Based on discussions rooted here in DPO and other places, this is a major update to PEP 694, Upload 2.0 API for Python Package Repositories.

Changes include:

• Formatting and phrasing
• Added myself as a co-author (though I don't want to step on @dstufft 's toes so I'm happy to revert this)
• Proposed the root URL for PyPI to be https://upload.pypi.org/2.0 although we may want a provisional root URL while the implementation is still in its experimental phase.
• Added an nonce string to the session creation request JSON, which allows clients to decide whether staged previews are easily guessable or not.
• In the session creation response JSON, rename the draft subkey of the urls key to stage.

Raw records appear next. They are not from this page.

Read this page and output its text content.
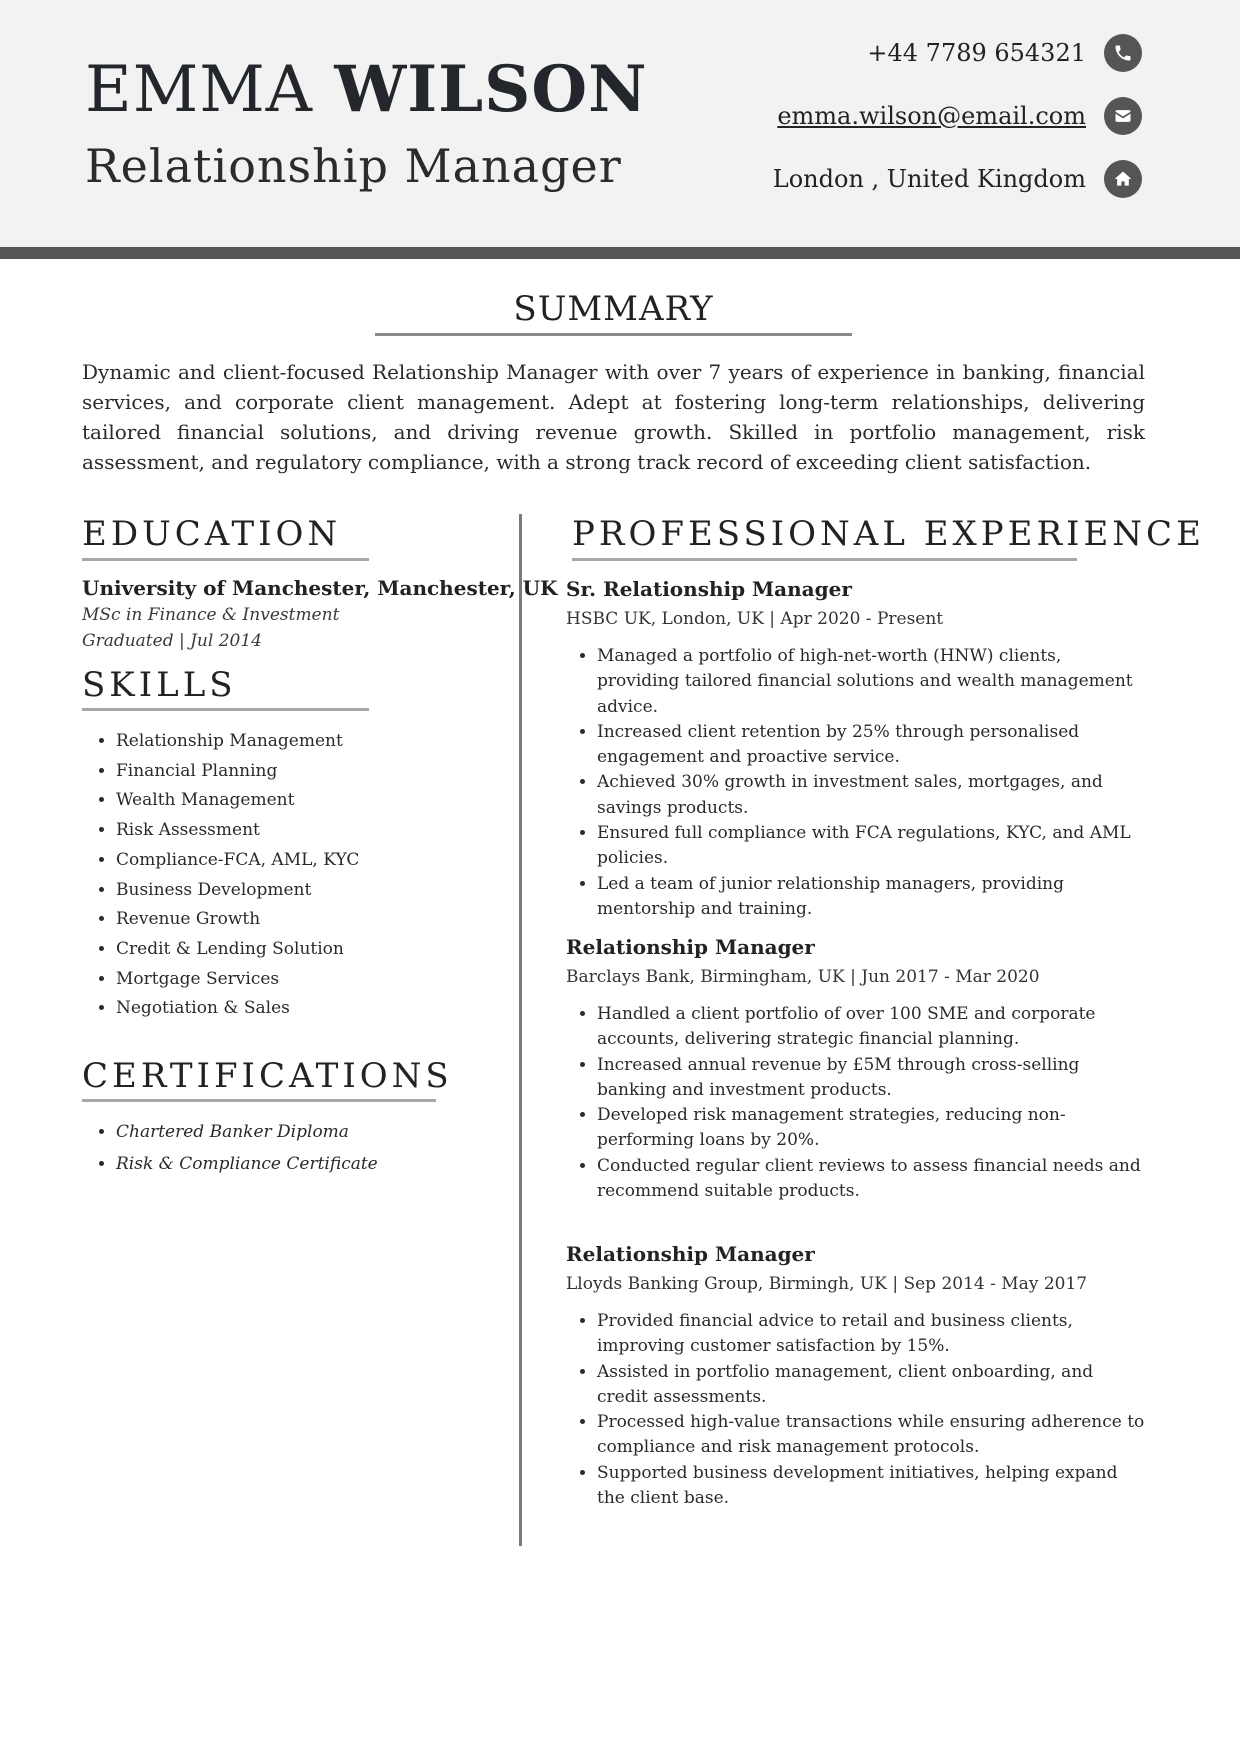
EMMA WILSON
Relationship Manager
+44 7789 654321
emma.wilson@email.com
London , United Kingdom
SUMMARY

Dynamic and client-focused Relationship Manager with over 7 years of experience in banking, financial services, and corporate client management. Adept at fostering long-term relationships, delivering tailored financial solutions, and driving revenue growth. Skilled in portfolio management, risk assessment, and regulatory compliance, with a strong track record of exceeding client satisfaction.

EDUCATION

University of Manchester, Manchester, UK

MSc in Finance & Investment

Graduated | Jul 2014

SKILLS
• Relationship Management
• Financial Planning
• Wealth Management
• Risk Assessment
• Compliance-FCA, AML, KYC
• Business Development
• Revenue Growth
• Credit & Lending Solution
• Mortgage Services
• Negotiation & Sales
CERTIFICATIONS
• Chartered Banker Diploma
• Risk & Compliance Certificate
PROFESSIONAL EXPERIENCE

Sr. Relationship Manager

HSBC UK, London, UK | Apr 2020 - Present

• Managed a portfolio of high-net-worth (HNW) clients, providing tailored financial solutions and wealth management advice.
• Increased client retention by 25% through personalised engagement and proactive service.
• Achieved 30% growth in investment sales, mortgages, and savings products.
• Ensured full compliance with FCA regulations, KYC, and AML policies.
• Led a team of junior relationship managers, providing mentorship and training.

Relationship Manager

Barclays Bank, Birmingham, UK | Jun 2017 - Mar 2020

• Handled a client portfolio of over 100 SME and corporate accounts, delivering strategic financial planning.
• Increased annual revenue by £5M through cross-selling banking and investment products.
• Developed risk management strategies, reducing non-performing loans by 20%.
• Conducted regular client reviews to assess financial needs and recommend suitable products.

Relationship Manager

Lloyds Banking Group, Birmingh, UK | Sep 2014 - May 2017

• Provided financial advice to retail and business clients, improving customer satisfaction by 15%.
• Assisted in portfolio management, client onboarding, and credit assessments.
• Processed high-value transactions while ensuring adherence to compliance and risk management protocols.
• Supported business development initiatives, helping expand the client base.
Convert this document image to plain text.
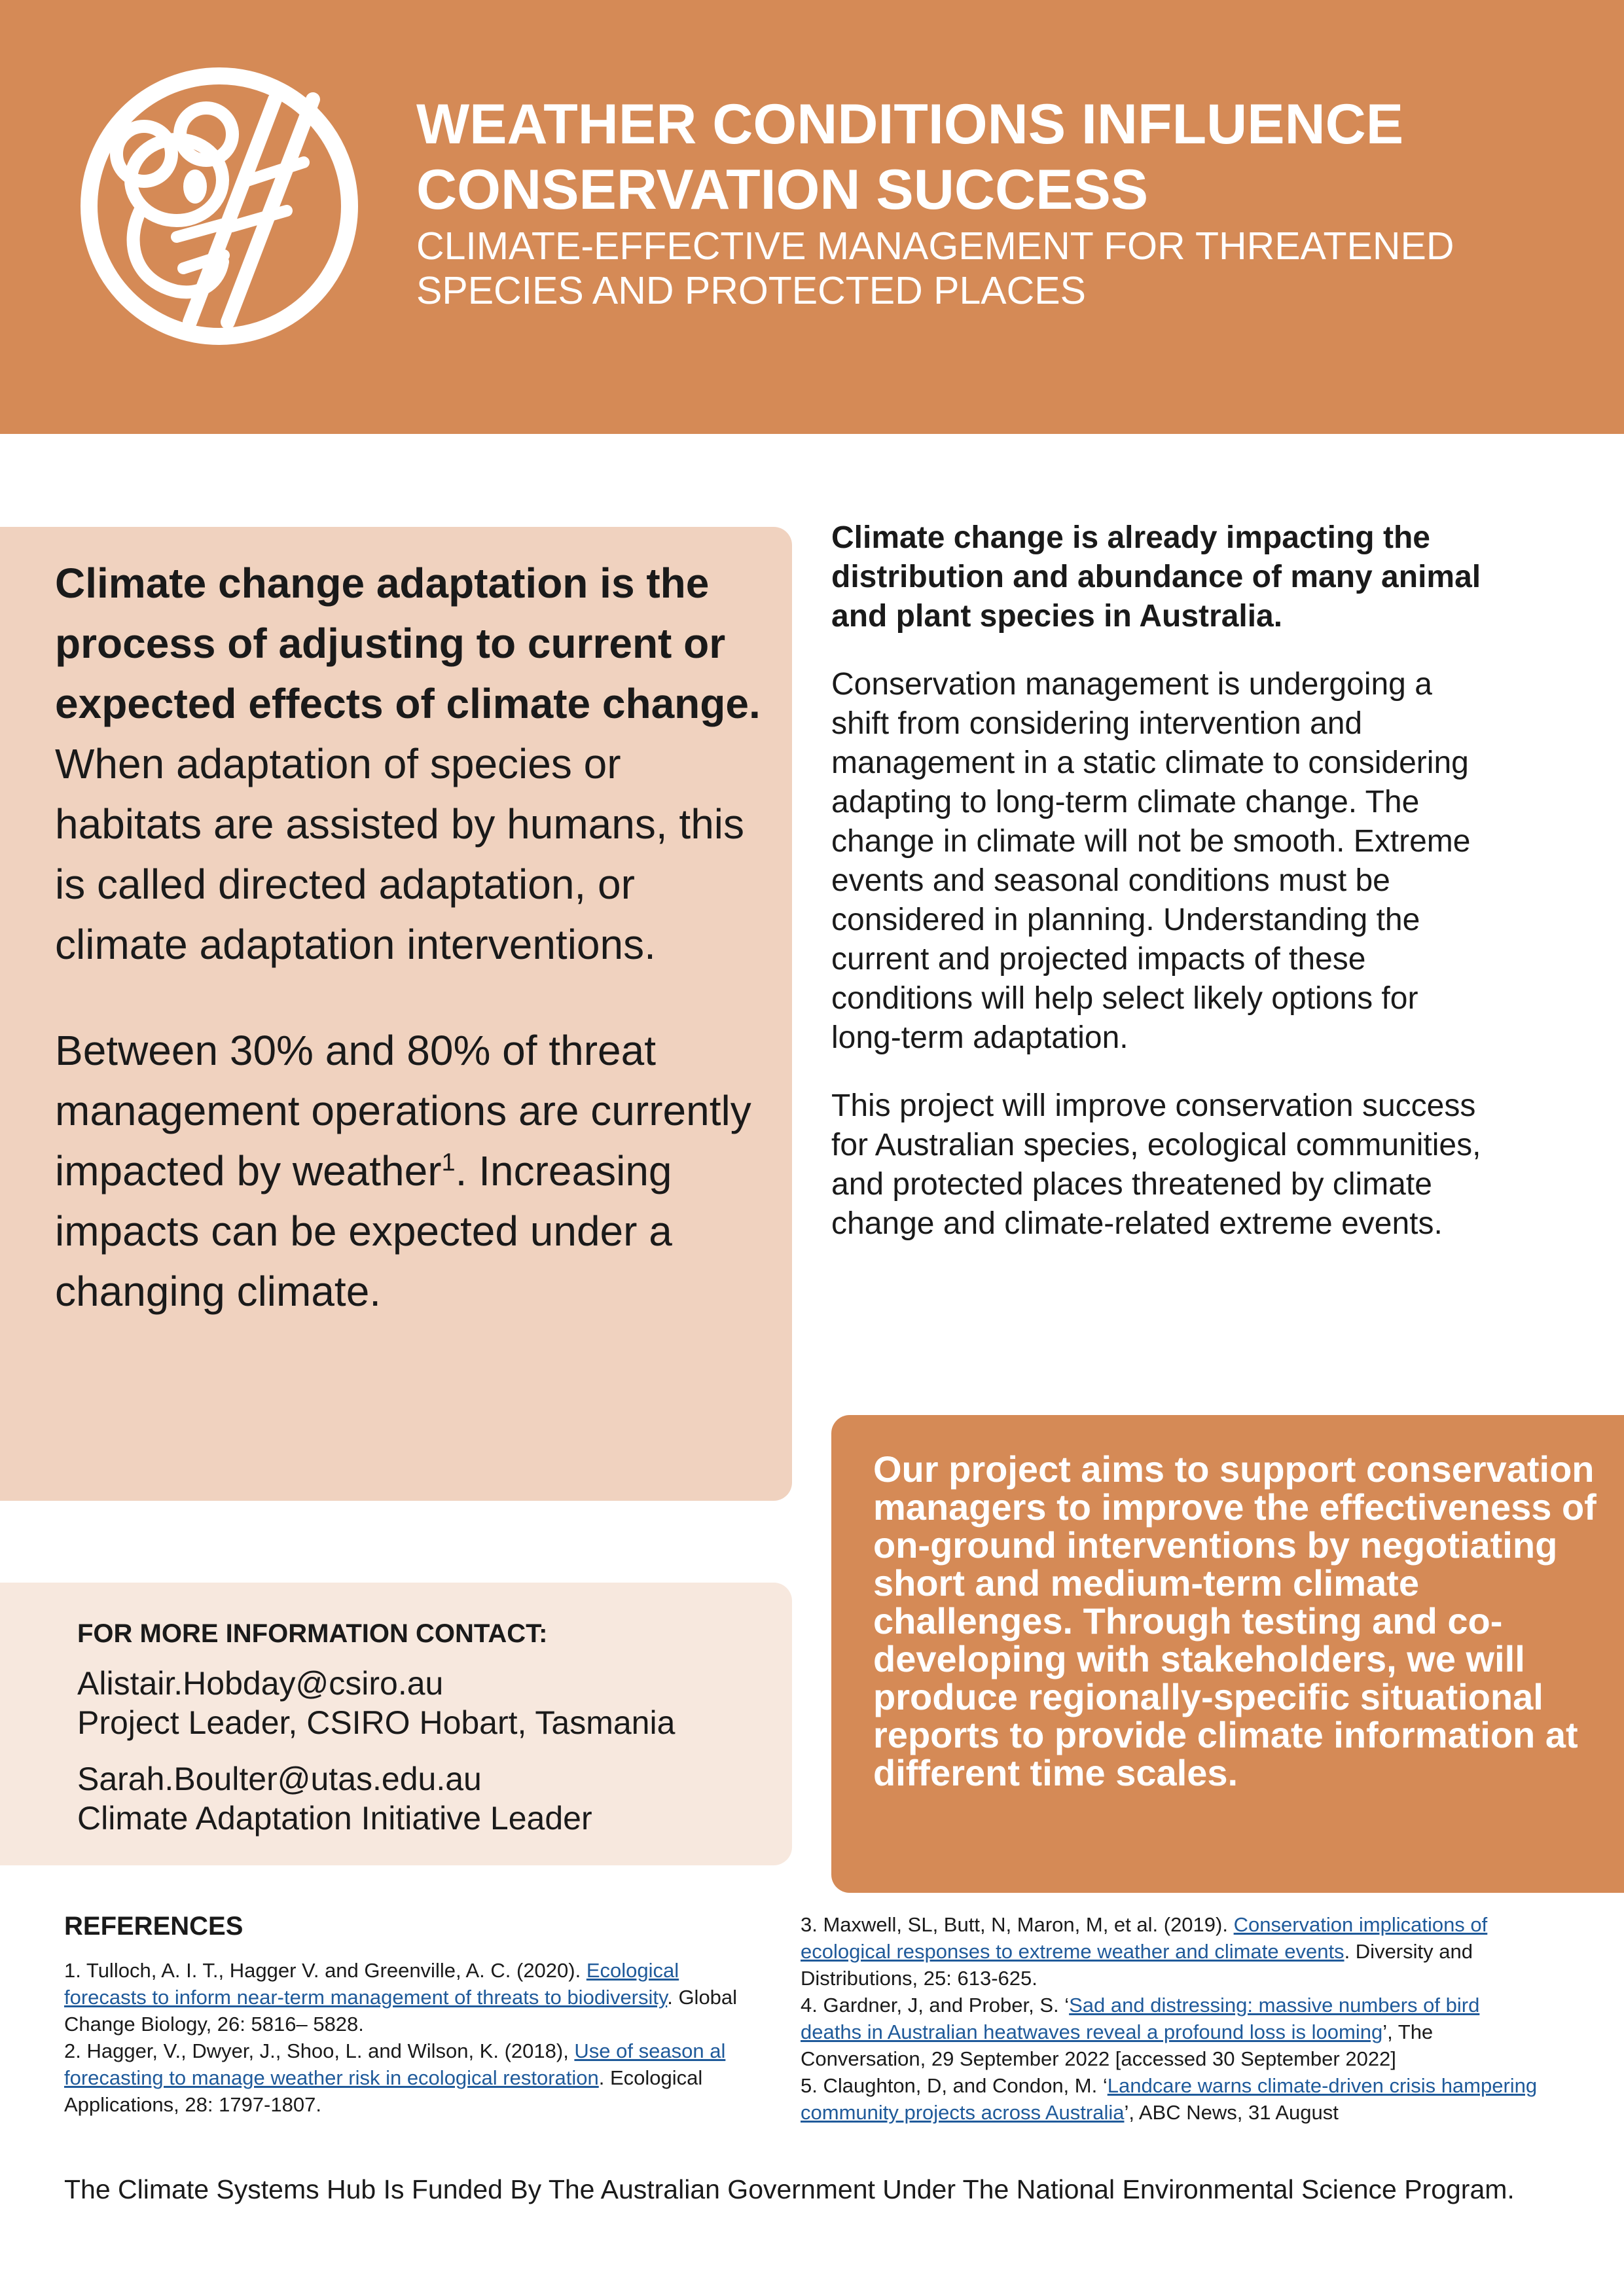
WEATHER CONDITIONS INFLUENCE
CONSERVATION SUCCESS
CLIMATE-EFFECTIVE MANAGEMENT FOR THREATENED
SPECIES AND PROTECTED PLACES

Climate change adaptation is the process of adjusting to current or expected effects of climate change. When adaptation of species or habitats are assisted by humans, this is called directed adaptation, or climate adaptation interventions.

Between 30% and 80% of threat management operations are currently impacted by weather$^1$. Increasing impacts can be expected under a changing climate.

Climate change is already impacting the distribution and abundance of many animal and plant species in Australia.

Conservation management is undergoing a shift from considering intervention and management in a static climate to considering adapting to long-term climate change. The change in climate will not be smooth. Extreme events and seasonal conditions must be considered in planning. Understanding the current and projected impacts of these conditions will help select likely options for long-term adaptation.

This project will improve conservation success for Australian species, ecological communities, and protected places threatened by climate change and climate-related extreme events.

Our project aims to support conservation managers to improve the effectiveness of on-ground interventions by negotiating short and medium-term climate challenges. Through testing and co-developing with stakeholders, we will produce regionally-specific situational reports to provide climate information at different time scales.
FOR MORE INFORMATION CONTACT:
Alistair.Hobday@csiro.au
Project Leader, CSIRO Hobart, Tasmania
Sarah.Boulter@utas.edu.au
Climate Adaptation Initiative Leader
REFERENCES

1. Tulloch, A. I. T., Hagger V. and Greenville, A. C. (2020). Ecological forecasts to inform near-term management of threats to biodiversity. Global Change Biology, 26: 5816– 5828.

2. Hagger, V., Dwyer, J., Shoo, L. and Wilson, K. (2018), Use of season al forecasting to manage weather risk in ecological restoration. Ecological Applications, 28: 1797-1807.

3. Maxwell, SL, Butt, N, Maron, M, et al. (2019). Conservation implications of ecological responses to extreme weather and climate events. Diversity and Distributions, 25: 613-625.

4. Gardner, J, and Prober, S. ‘Sad and distressing: massive numbers of bird deaths in Australian heatwaves reveal a profound loss is looming’, The Conversation, 29 September 2022 [accessed 30 September 2022]

5. Claughton, D, and Condon, M. ‘Landcare warns climate-driven crisis hampering community projects across Australia’, ABC News, 31 August

The Climate Systems Hub Is Funded By The Australian Government Under The National Environmental Science Program.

• In the session creation response JSON, add status and cancel subkeys to the urls key.
• Describe the expected behavior when this API is used for the first upload of a project.
• Fix the chunked upload header examples, and provide examples for both the first and second chunk upload.
• Describe how to replace a partially or fully uploaded file in a staged release before the stage is published.
• Describe that it is an error to publish a stage that has no files uploaded to it.
• Elaborate on how the session token is calculated from the hash of the project name, version, and optional nonce.
• Elaborate on how staged previews can work; make this optional for indexes to support.